As far as which to "trust", I think that is highly dependant on your application. Currently almost all downstream analysis tools are compatible with the Bruker SDK, and you should have little issues using that as a high-level API. If you would like a more low-level API that purely focusses on speed, accession and visualization of the binary data, AlphaTims should be of great use as well.

liquidcarbon commented 2 years ago

Thank you Sander! This recent paper is an excellent one and it clarified some things for me: https://www.biorxiv.org/content/10.1101/2021.10.18.464737v1.full

Fig. 6 was particularly revealing, and our data looks similar:

image

liquidcarbon commented 2 years ago

What are the best practices in your group on interpreting intensities / feature calling? Do you rely on analysis.tdf_bin values or on Bruker SDK values?

Here's an illustration of why the plurality of the definition of intensity bothers me. Same NIST SRM 1950 lipidomics dataset as before. I extracted "chromatomobilogram" (XICOM) of a cholesterol + H+ - water peak. Same window of retention times and ion mobilities. As you can see, raw data (left) contains several minor features that become a lot less prominent (almost disappear) on the right.

image

Code for the plot:

atims = alphatims.bruker.TimsTOF(TIMS_FOLDER)
otims = OpenTIMS(TIMS_FOLDER)

fig, (ax1, ax2) = plt.subplots(figsize=(24,8), ncols=2)
plot_params = dict(
    kind='scatter',
    marker='x',
    lw=1.5,
    s=15,
    alpha=0.8,
    cmap='turbo',
    sharex=False,
)
(
#     atims[4000:,300:800,0,157376:157378]
    atims[9250:9950,360:450,0,157376:157378]
    .sort_values('intensity_values')
    .plot(
        ax=ax1, x='frame_indices', y='scan_indices',
        xlim=(9250, 9950), ylim=(360, 450),
        c='intensity_values',
        **plot_params,
    )
)
(
    pd.DataFrame(otims.query(frames=np.arange(9251,9950,3), columns=('frame','scan','tof','intensity')))
    .query('tof > 157375 & tof < 157378')
    .sort_values('intensity')
    .plot(
        ax=ax2, x='frame', y='scan',
        xlim=(9250, 9950), ylim=(360, 450),
        c='intensity',
        **plot_params,
    )
)
ax1.set_title('AlphaTIMS (analysis.tdf_bin raw intensities)')
ax2.set_title('OpenTIMS (Bruker SDK)')
plt.suptitle('Comparing AlphaTIMS & OpenTIMS XICOMs for $[C_{27}H_{45}]^+$')
plt.show()

UPDATE: as you correctly pointed out, the alphatims-to-opentims scaling factor appears to be the accumulation time, which is available in Frames SQLITE table.

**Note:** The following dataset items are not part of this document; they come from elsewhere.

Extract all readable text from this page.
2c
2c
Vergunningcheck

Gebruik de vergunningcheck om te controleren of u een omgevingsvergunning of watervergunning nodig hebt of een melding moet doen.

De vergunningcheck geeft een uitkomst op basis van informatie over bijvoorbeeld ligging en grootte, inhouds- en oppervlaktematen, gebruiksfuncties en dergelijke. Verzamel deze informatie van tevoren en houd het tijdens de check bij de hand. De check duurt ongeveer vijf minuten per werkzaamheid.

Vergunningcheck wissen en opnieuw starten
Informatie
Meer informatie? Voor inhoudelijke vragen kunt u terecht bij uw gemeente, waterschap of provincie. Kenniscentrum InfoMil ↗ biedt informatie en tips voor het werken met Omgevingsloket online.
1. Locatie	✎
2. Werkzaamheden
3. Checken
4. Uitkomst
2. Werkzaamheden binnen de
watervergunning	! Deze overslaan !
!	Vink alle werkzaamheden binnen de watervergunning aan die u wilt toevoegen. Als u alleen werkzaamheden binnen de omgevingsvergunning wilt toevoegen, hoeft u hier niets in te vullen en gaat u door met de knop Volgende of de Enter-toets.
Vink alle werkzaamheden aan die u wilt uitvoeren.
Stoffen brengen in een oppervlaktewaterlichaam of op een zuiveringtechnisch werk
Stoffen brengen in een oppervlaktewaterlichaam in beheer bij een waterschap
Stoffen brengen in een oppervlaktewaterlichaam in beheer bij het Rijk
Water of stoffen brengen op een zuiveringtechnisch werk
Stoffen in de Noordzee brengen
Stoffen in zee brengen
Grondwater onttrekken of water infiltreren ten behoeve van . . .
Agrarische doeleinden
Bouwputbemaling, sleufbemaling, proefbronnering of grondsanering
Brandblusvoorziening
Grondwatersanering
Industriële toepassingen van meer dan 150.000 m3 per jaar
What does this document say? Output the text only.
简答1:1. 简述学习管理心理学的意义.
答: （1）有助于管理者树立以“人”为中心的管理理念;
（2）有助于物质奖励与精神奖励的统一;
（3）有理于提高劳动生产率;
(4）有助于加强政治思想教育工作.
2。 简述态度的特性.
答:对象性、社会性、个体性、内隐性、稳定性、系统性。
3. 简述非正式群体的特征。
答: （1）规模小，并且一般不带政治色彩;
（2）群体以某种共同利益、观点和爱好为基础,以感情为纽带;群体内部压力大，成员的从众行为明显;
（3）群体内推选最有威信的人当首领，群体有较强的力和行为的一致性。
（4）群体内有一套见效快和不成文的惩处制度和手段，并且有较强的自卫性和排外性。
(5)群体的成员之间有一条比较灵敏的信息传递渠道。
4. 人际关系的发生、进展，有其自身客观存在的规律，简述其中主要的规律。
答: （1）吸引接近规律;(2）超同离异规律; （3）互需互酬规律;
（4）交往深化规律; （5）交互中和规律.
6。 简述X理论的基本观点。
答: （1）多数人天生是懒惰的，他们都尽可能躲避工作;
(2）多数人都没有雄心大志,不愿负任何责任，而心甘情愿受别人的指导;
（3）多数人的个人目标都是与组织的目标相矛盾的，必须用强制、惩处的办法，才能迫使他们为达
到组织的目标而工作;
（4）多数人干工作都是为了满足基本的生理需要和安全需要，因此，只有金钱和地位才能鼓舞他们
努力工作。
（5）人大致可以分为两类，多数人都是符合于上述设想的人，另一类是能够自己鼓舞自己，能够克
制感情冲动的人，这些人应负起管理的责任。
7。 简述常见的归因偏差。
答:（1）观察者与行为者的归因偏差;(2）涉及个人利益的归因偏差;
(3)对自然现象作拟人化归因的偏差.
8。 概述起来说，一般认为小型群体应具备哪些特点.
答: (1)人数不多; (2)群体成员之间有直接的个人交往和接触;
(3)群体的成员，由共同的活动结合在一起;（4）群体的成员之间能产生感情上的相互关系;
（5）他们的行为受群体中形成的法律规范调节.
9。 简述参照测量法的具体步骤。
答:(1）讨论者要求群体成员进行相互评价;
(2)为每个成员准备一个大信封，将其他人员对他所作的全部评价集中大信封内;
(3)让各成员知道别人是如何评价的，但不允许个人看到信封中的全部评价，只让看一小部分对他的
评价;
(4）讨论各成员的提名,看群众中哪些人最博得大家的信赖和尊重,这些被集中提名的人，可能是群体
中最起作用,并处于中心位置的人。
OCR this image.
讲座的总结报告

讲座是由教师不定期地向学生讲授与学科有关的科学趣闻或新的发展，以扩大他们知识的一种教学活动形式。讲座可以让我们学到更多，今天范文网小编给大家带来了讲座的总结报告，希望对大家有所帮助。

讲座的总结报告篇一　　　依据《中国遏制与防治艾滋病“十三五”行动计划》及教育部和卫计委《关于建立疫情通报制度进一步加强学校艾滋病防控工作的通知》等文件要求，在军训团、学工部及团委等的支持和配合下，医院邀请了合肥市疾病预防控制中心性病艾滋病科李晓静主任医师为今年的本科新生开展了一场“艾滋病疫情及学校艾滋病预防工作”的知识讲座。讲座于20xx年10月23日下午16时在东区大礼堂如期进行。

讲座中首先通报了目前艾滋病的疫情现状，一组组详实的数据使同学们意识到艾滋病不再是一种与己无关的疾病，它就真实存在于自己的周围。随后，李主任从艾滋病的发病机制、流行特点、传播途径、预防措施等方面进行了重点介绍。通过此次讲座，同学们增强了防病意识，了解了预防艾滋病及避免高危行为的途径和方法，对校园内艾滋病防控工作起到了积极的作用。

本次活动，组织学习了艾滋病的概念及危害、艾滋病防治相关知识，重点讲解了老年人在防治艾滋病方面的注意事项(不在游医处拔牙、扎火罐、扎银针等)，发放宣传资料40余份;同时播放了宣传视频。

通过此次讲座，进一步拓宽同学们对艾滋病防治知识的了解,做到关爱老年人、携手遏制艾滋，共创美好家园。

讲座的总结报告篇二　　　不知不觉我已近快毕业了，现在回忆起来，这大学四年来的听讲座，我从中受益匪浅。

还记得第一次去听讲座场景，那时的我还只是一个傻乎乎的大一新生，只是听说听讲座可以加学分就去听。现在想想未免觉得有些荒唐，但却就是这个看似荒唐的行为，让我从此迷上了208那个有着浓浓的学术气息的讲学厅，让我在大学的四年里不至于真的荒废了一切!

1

swillems commented 2 years ago

I just had a call with Bruker about this, and indeed the accumlation time can/should be used as a correction factor. I'll include it in the next release of AlphaTims. For now I hope it is not too difficult to correct for manually...

swillems commented 2 years ago

As a quick fix, this is now available on the development branch (install with e.g. pip install "git+https://github.com/MannLabs/alphatims.git@develop#egg=alphatims[plotting]" --upgrade.

In brief: Whenever a pd.DataFrame is returned, it now includes a "corrected_intensity_values" column.

Note that the corrected intensity values cannot be used for slicing and are not displayed in the GUI directly (but they are available in the table view if this is turned on)

swillems commented 2 years ago

Dear @liquidcarbon. This fix has now been merged into the master branch and has been released in version 0.3.1. If this issue is not resolved properly, feel free to reopen this issue.